Sandwormは、Industroyer2のほかに、CaddyWiper、ORCSHRED、SOLOSHRED、AWFULSHREDなどの破壊的なマルウェアファミリーも使用しました。ESETは、2022年3月14日にウクライナの銀行への攻撃でCaddyWiperが使用されたことを初めて検出しました(詳細は、CaddyWiperに関するESETのTwitterへの投稿を参照)。CaddyWiperの亜種が、2022年4月8日14:58に、このウクライナのエネルギー企業に対して再び使用されています。
現段階では、攻撃者がこのエネルギー企業に侵入した方法や、ITネットワークから産業用制御システム(ICS)のネットワークに移動した方法は明らかになっていません。図1に、今回の攻撃で使用された各マルウェアの概要を示します。
2017年にESETの研究者は、2016年12月にウクライナの首都キーウで発生した停電の原因が、Industroyerマルウェア(ESETが命名)であったことを明らかにしました。
当時の攻撃の詳細については、ESETが公開したホワイトペーパー「Win32/Industroyer:産業用制御システムを標的とする新たな脅威」(英語のみ)を参照してください。Industroyerは、電力システムで主に使用されている産業用制御システムを攻撃する能力を保有しています。このマルウェアが攻撃できるのは、IEC-101、IEC-104、IEC 61850、OPC DA規格に対応しているデバイスです。

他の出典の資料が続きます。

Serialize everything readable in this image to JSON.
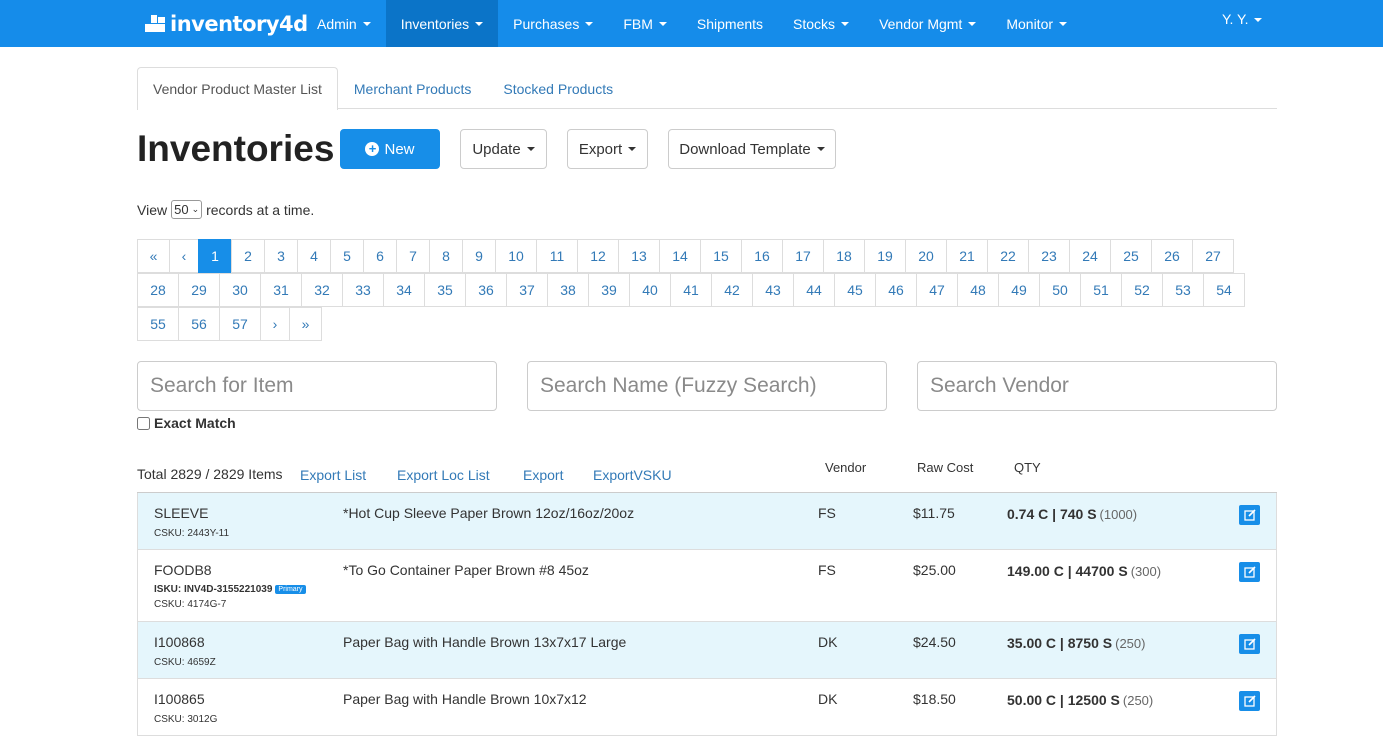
{
  "navbar": {
    "brand": "inventory4d",
    "items": [
      {
        "label": "Admin",
        "dropdown": true,
        "active": false
      },
      {
        "label": "Inventories",
        "dropdown": true,
        "active": true
      },
      {
        "label": "Purchases",
        "dropdown": true,
        "active": false
      },
      {
        "label": "FBM",
        "dropdown": true,
        "active": false
      },
      {
        "label": "Shipments",
        "dropdown": false,
        "active": false
      },
      {
        "label": "Stocks",
        "dropdown": true,
        "active": false
      },
      {
        "label": "Vendor Mgmt",
        "dropdown": true,
        "active": false
      },
      {
        "label": "Monitor",
        "dropdown": true,
        "active": false
      }
    ],
    "user": "Y. Y.",
    "color": "#158cea",
    "active_color": "#0b74c8"
  },
  "tabs": [
    {
      "label": "Vendor Product Master List",
      "active": true
    },
    {
      "label": "Merchant Products",
      "active": false
    },
    {
      "label": "Stocked Products",
      "active": false
    }
  ],
  "page": {
    "title": "Inventories",
    "new_label": "New",
    "update_label": "Update",
    "export_label": "Export",
    "download_template_label": "Download Template"
  },
  "view": {
    "prefix": "View",
    "value": "50",
    "suffix": "records at a time."
  },
  "pagination": {
    "first": "«",
    "prev": "‹",
    "next": "›",
    "last": "»",
    "current": 1,
    "total_pages": 57
  },
  "search": {
    "item_placeholder": "Search for Item",
    "name_placeholder": "Search Name (Fuzzy Search)",
    "vendor_placeholder": "Search Vendor",
    "exact_match_label": "Exact Match"
  },
  "list": {
    "total_text": "Total 2829 / 2829 Items",
    "links": [
      "Export List",
      "Export Loc List",
      "Export",
      "ExportVSKU"
    ],
    "columns": {
      "vendor": "Vendor",
      "raw_cost": "Raw Cost",
      "qty": "QTY"
    },
    "rows": [
      {
        "sku": "SLEEVE",
        "isku": "",
        "badge": "",
        "csku": "CSKU: 2443Y-11",
        "name": "*Hot Cup Sleeve Paper Brown 12oz/16oz/20oz",
        "vendor": "FS",
        "cost": "$11.75",
        "qty": "0.74 C | 740 S",
        "qty_sub": "(1000)",
        "highlight": true
      },
      {
        "sku": "FOODB8",
        "isku": "ISKU: INV4D-3155221039",
        "badge": "Primary",
        "csku": "CSKU: 4174G-7",
        "name": "*To Go Container Paper Brown #8 45oz",
        "vendor": "FS",
        "cost": "$25.00",
        "qty": "149.00 C | 44700 S",
        "qty_sub": "(300)",
        "highlight": false
      },
      {
        "sku": "I100868",
        "isku": "",
        "badge": "",
        "csku": "CSKU: 4659Z",
        "name": "Paper Bag with Handle Brown 13x7x17 Large",
        "vendor": "DK",
        "cost": "$24.50",
        "qty": "35.00 C | 8750 S",
        "qty_sub": "(250)",
        "highlight": true
      },
      {
        "sku": "I100865",
        "isku": "",
        "badge": "",
        "csku": "CSKU: 3012G",
        "name": "Paper Bag with Handle Brown 10x7x12",
        "vendor": "DK",
        "cost": "$18.50",
        "qty": "50.00 C | 12500 S",
        "qty_sub": "(250)",
        "highlight": false
      }
    ]
  },
  "icons": {
    "new": "plus-circle-icon",
    "edit": "edit-icon",
    "brand": "logo-icon"
  }
}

当時、ESETは「標的となる特定の産業用システム環境で使用される特別な機器にアクセスすることなく、このようなマルウェアを作成およびテストできる攻撃者は極めて少なく、限定される」という見解を述べています。この見解は、2020年に米国政府によって確認され、ロシア軍参謀本部情報総局(GRU)74455部隊の6名の将校が、IndustroyerやNotPetyaなどの複数のサイバー攻撃に関与したとして起訴されています(justice.govの起訴状とSandwormのオペレーションに関するESETの過去のレポートを参照)。

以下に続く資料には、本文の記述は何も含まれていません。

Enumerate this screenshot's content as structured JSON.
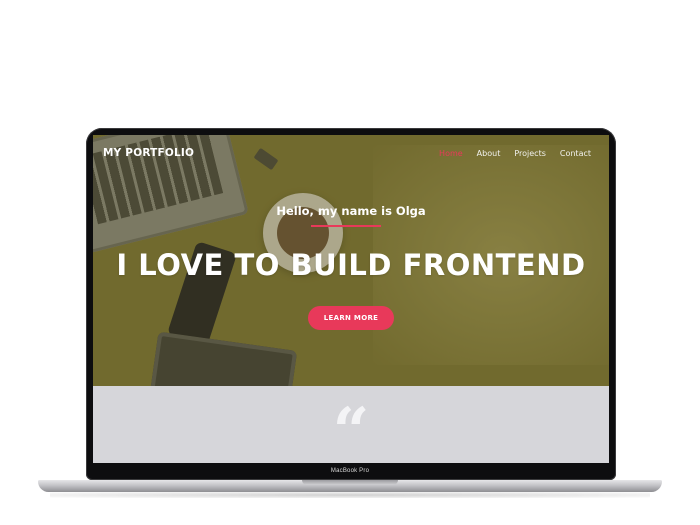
{
  "device": {
    "model_label": "MacBook Pro"
  },
  "site": {
    "logo": "MY PORTFOLIO",
    "nav": [
      {
        "label": "Home",
        "active": true
      },
      {
        "label": "About",
        "active": false
      },
      {
        "label": "Projects",
        "active": false
      },
      {
        "label": "Contact",
        "active": false
      }
    ]
  },
  "hero": {
    "greeting": "Hello, my name is Olga",
    "headline": "I LOVE TO BUILD FRONTEND",
    "cta_label": "LEARN MORE"
  },
  "testimonials": {
    "quote_glyph": "“",
    "quote_icon": "quote-icon"
  },
  "colors": {
    "accent": "#e8395a",
    "hero_bg": "#7f7735",
    "section_bg": "#d6d6da",
    "text_light": "#ffffff"
  }
}
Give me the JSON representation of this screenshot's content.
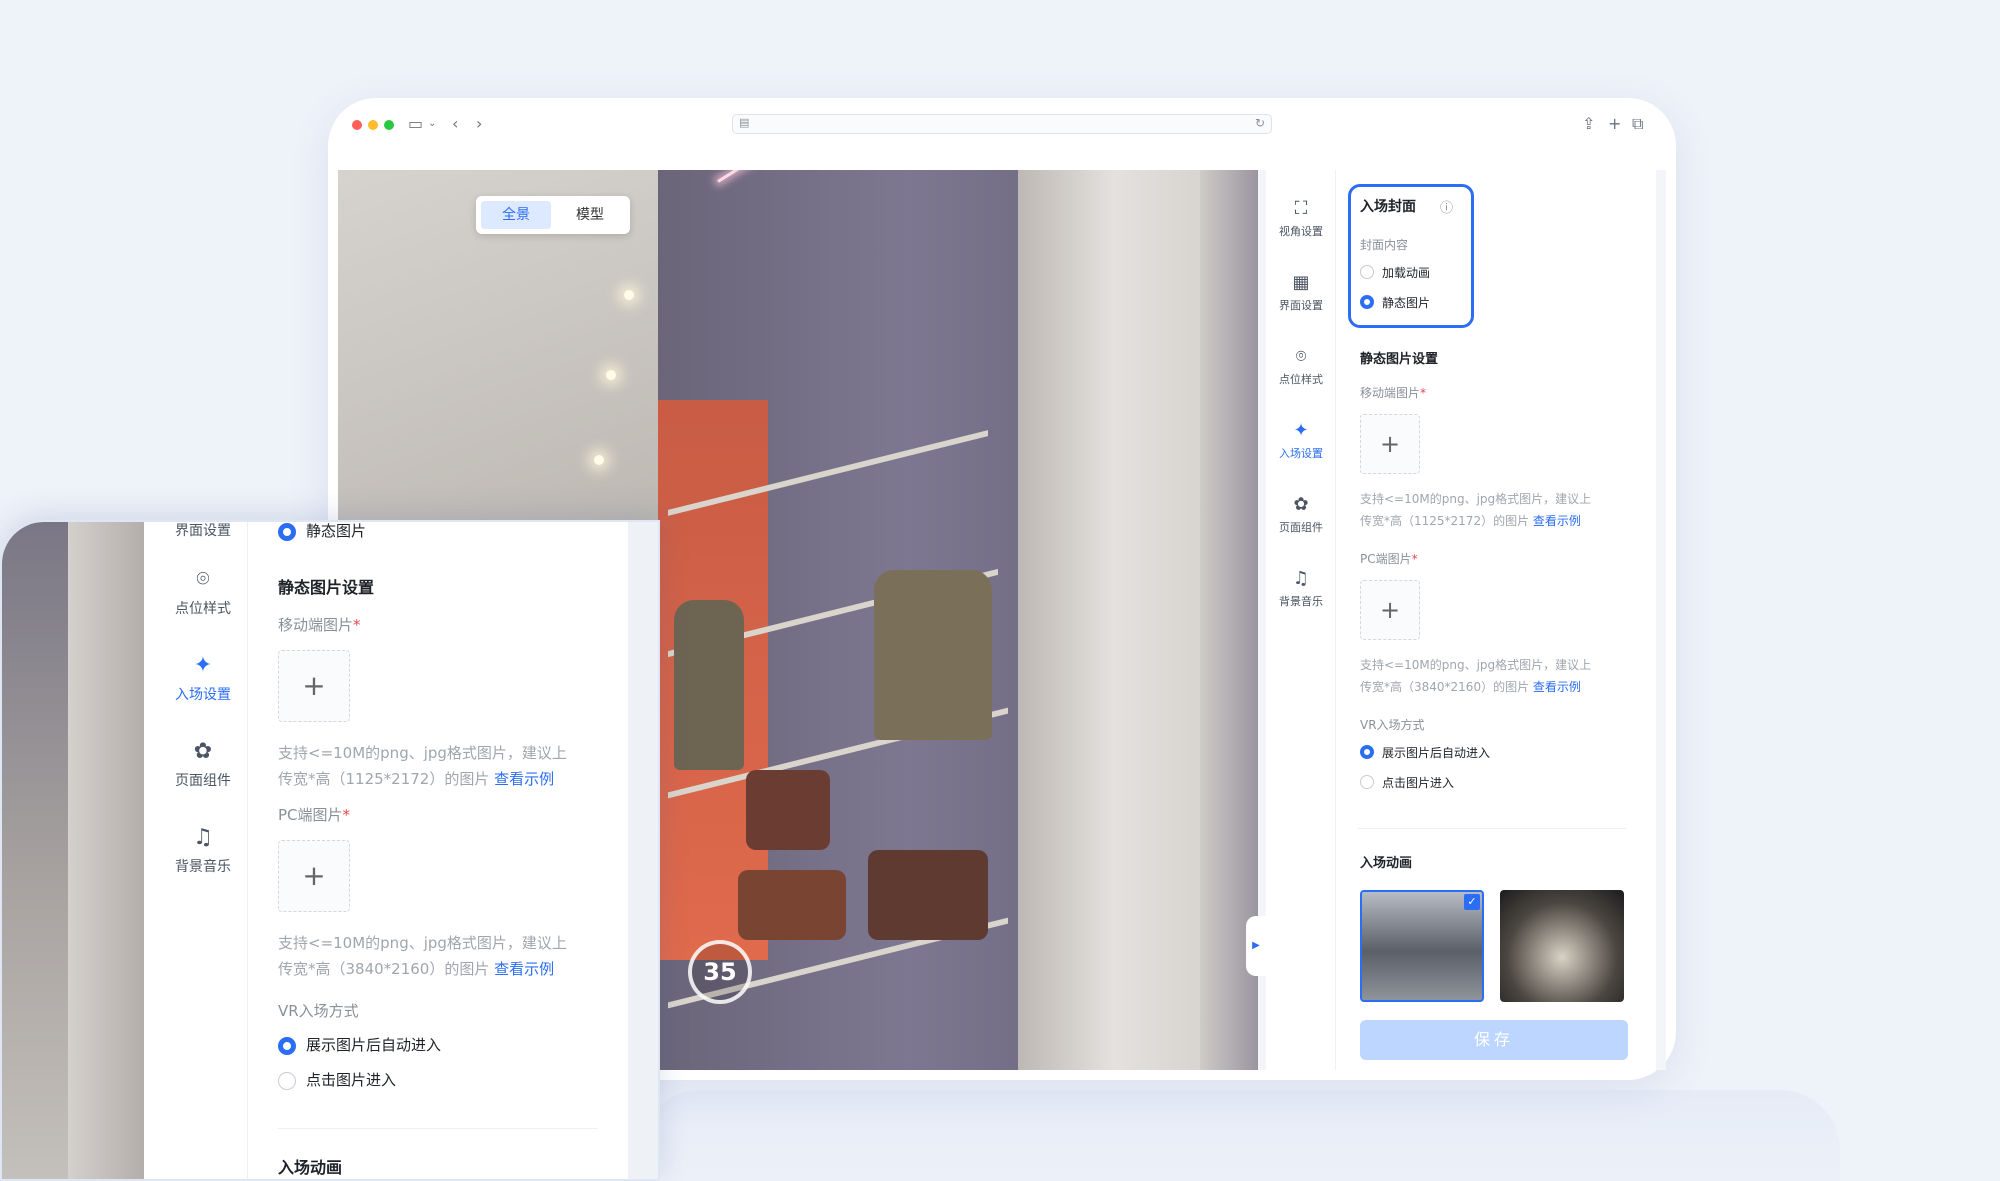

今回発見されたマルウェアはIndustroyerの新しい亜種であり、ESETはこのマルウェアをIndustroyer2と命名しました。
Industroyer2
Industroyer2は、108_100.exeという名前のWindowsの実行ファイルとして展開され、2022年4月8日16:10:00(UTC)に実行されるようにタスクがスケジュールされました。PE形式のこの実行ファイルのタイムスタンプによると、2022年3月23日に編集されており、攻撃者は2週間以上前から攻撃を計画していたことが分かります。
Industroyer2は、産業用機器と通信するために、IEC-104(別名IEC 60870-5-104)プロトコルのみを実装しています。また、変電所で使用される保護継電器とも通信します。Industroyer2には、複数のICSプロトコルに対応するペイロードを搭載した完全にモジュール型のプラットフォームであったIndustroyerの亜種(2016年に使用)から若干変更が加えられています。

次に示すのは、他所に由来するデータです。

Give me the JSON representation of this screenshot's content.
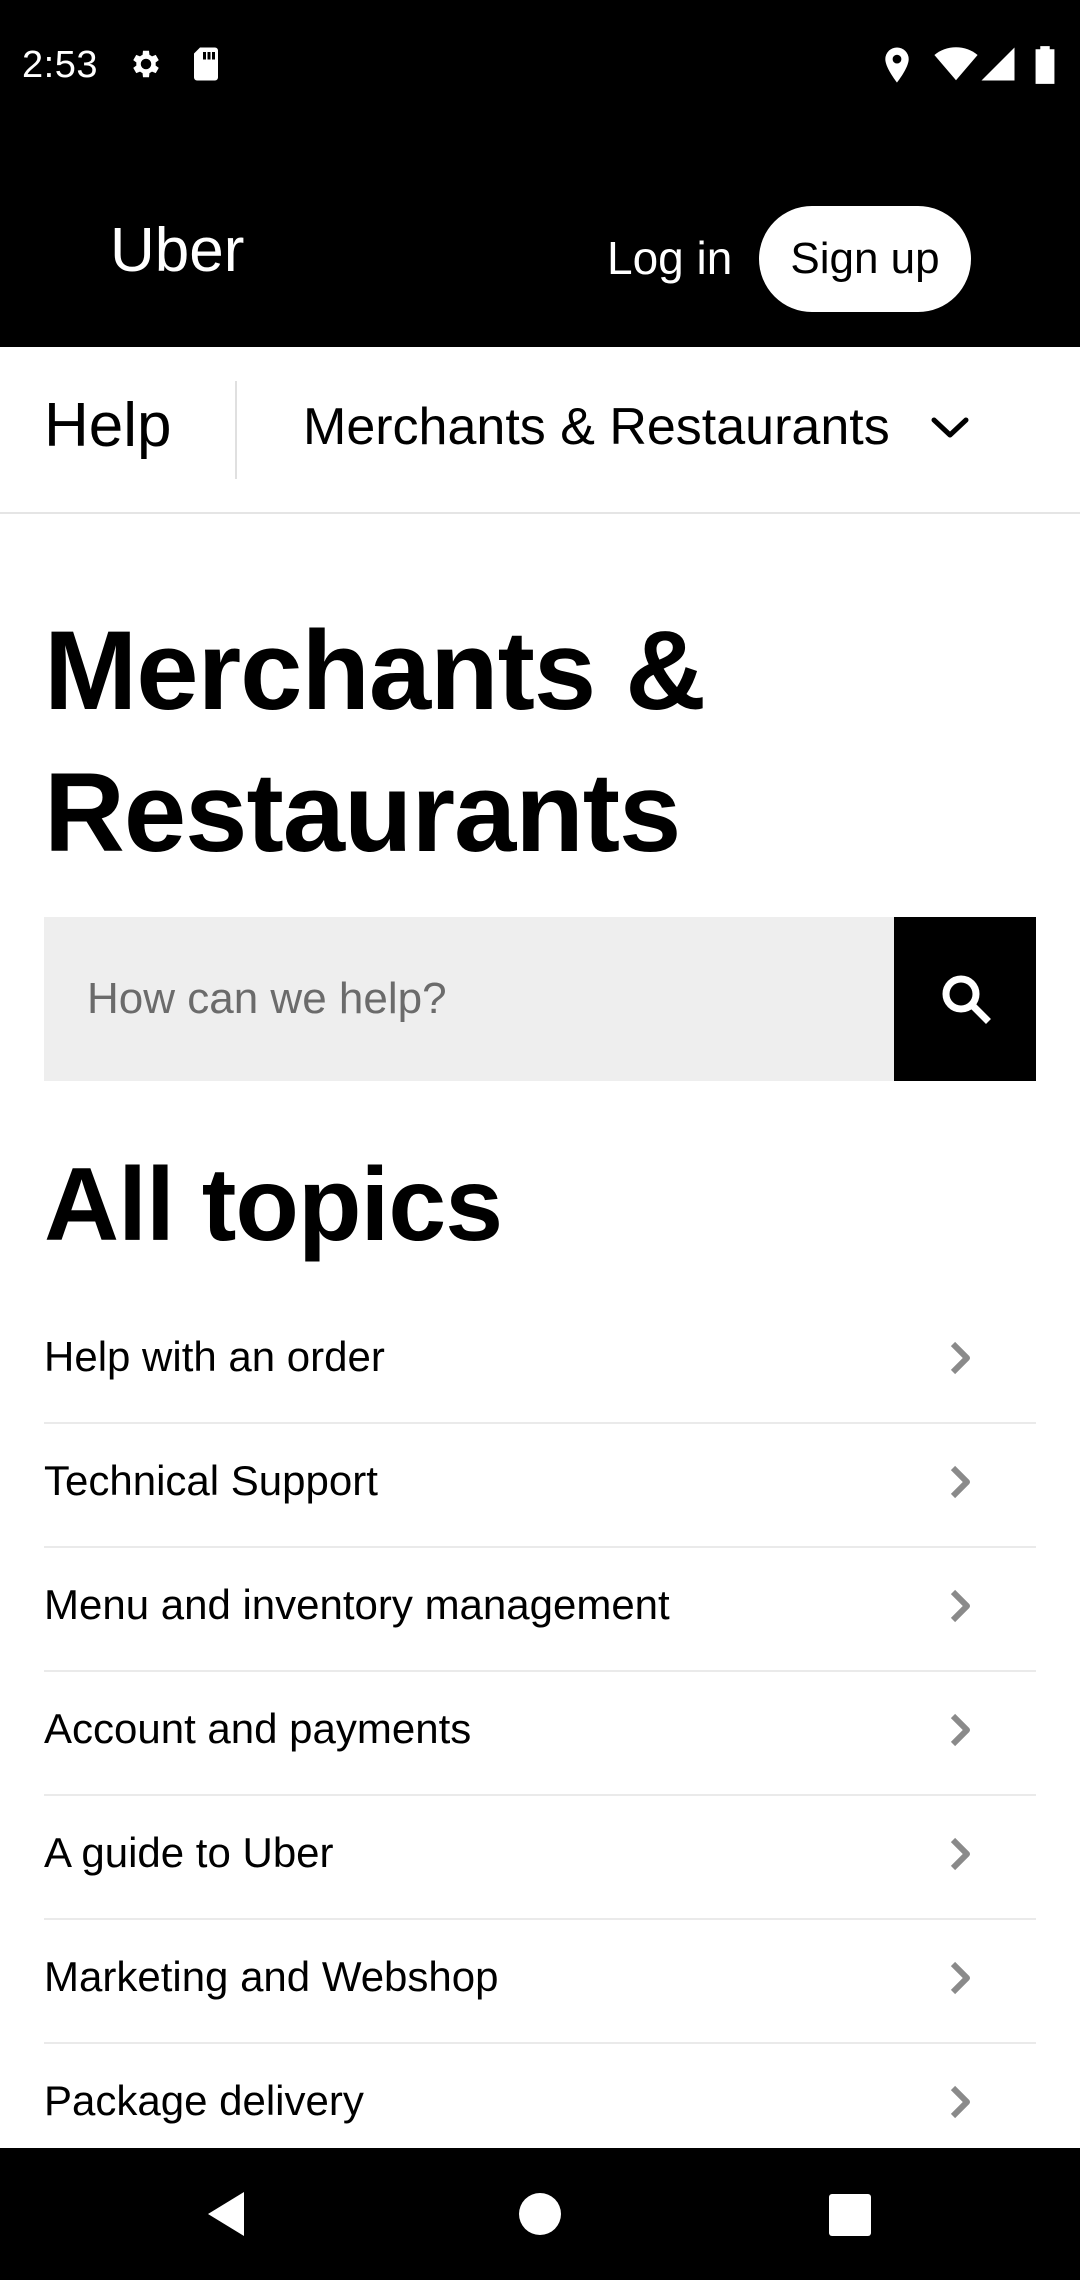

Industroyer2は、Industroyerのペイロードである104.dllのコードと多くの類似性があります。今回の新しい亜種は、Industroyerと同じソースコードをベースに作成されたことを、ESETは確信しています。
Industroyer2の特徴は、極めて柔軟に構成できることです。マルウェア本体には詳細な設定がハードコードされており、これがマルウェアの動作を決定しています。この仕組みは、別の.INIファイルに構成を保存していたIndustroyerと異なっています。このため、攻撃者は新しい標的や環境に合わせてIndustroyer2を再コンパイルしなければならなくなっています。しかし、Industroyerマルウェアファミリーは過去に2回しか展開されておらず、前回展開されたバージョンから5年が経過しているため、Sandwormのオペレータにとって再コンパイルは特に難しいことはではなかったはずです。
新しい構成フォーマットは文字列として保存され、このマルウェアのIEC-104通信ルーチンに提供されます。Industroyer2は、複数のデバイスと同時に通信することが可能です。具体的な例を示すと、分析した検体には、8つの異なるIPアドレスのデバイスが含まれていました(図4参照)。
ASDU(アプリケーションサービスデータユニット)アドレス、IOA(情報オブジェクトアドレス)、タイムアウトなど、IEC-104プロトコルを介した通信で使用される値が設定されています。
Industroyer2は標的のデバイスに接続する前に、日常の標準的な操作で使用されている正規のプロセスを終了します。さらに、ファイル名に.MZを追加して、このアプリケーションの名前を変更します。これは、正規のプロセスが自動的に再起動しないための処置です。
各デバイスで実行された動作の詳細については現在も分析中です。このコンポーネントは、特定のICSシステムを制御して電力を遮断する能力があると考えられます。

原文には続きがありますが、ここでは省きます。